Path: utzoo!attcan!uunet!ncrlnk!ncr-sd!hp-sdd!hplabs!ucbvax!pasteur!ames!mailrus!ukma!gatech!hubcap!Donald.Lindsay
From: Donald.Lindsay@K.GP.CS.CMU.EDU
Newsgroups: comp.parallel
Subject: Re: communication delays (was analysis of parallel algorithms)
Message-ID: <3967@hubcap.UUCP>
Date: 23 Dec 88 18:42:43 GMT
Sender: fpst@hubcap.UUCP
Lines: 38
Approved: parallel@hubcap.clemson.edu

In article <3882@hubcap.UUCP> andy@cayuga.stanford.edu (Andy Freeman) writes:
>If one assumes that device size is a constant independent of the total
>number of devices and that the speed of light really is a limit on
>communications speed, one can prove that communication latency must be
>Omega(cube-root(n)).  (Omega is the lower bound, Big-O is the upper bound.)
>If one also assumes standard thermodynamics and that the power-
>used/device/unit-time is a constant, the latency grows to
>Omega(square-root(n)) because an arbitrarily large cube of heaters
>can't be cooled ...

This applies to single processors.  A MIMD machine, of course, can grow
without any reduction in the speed of each node.
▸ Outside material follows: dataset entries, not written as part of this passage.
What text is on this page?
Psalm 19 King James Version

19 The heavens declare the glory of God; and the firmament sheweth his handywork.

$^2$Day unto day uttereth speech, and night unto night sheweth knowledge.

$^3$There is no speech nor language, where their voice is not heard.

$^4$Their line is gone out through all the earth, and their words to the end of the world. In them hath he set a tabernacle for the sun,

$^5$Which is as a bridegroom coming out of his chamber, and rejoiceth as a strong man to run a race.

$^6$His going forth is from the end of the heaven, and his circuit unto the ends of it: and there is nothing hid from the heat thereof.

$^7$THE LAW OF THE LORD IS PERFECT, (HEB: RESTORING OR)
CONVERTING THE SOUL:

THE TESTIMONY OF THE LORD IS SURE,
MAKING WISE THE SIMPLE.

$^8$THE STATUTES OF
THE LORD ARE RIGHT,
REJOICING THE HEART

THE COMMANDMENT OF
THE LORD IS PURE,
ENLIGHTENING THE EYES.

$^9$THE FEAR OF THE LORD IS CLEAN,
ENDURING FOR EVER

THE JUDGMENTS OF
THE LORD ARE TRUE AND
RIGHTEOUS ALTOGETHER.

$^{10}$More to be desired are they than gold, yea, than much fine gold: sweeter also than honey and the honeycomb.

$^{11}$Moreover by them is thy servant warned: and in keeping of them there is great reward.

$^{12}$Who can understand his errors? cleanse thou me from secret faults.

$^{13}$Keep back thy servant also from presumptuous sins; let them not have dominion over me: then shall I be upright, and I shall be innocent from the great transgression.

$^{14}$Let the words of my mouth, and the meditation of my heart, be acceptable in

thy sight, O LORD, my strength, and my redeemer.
What suffers is the
communications latency between (physically) nonadjacent nodes.  Some
programs are insensitive to this, and can be scaled to a World Machine
(as factoring has).

Another limit is component reliability.  If we generously assume complete
fault tolerance, then Mean Time Between Failure must equal (Mean Time To
Repair)/(number of repairmen). If MTBF were smaller than MTTR/Nr, then
the repair crew would be falling further and further behind. The
shrinking amount of hardware would have an increasing MTBF, until we
reach equilibrium at MTBF = MTTR/Nr.

Today a system is "large" if it has 10^4 or 10^5 chips. I guess the
Cray-3 design at 10^5 chips and over 10^6 pinouts (16 CPUs in one cubic
foot). I don't believe it can be fixed while running, so the MTBF is an
interesting question.

Kung has argued that MIMD designs must scale communications linearly with
computation (and memory either linearly or as the square, depending on
the algorithms of interest).  So, as clock rates rise, the bandwidth
between cabinets must go up.

Another limit for homogenous MIMD designs is the wiring pattern. The TF-1
design (32K CPUs) has a cylinder of cables, 40 feet across and 63 layers
(6 feet) deep. This pattern has essentially been designed to its limit.

Don		lindsay@k.gp.cs.cmu.edu    CMU Computer Science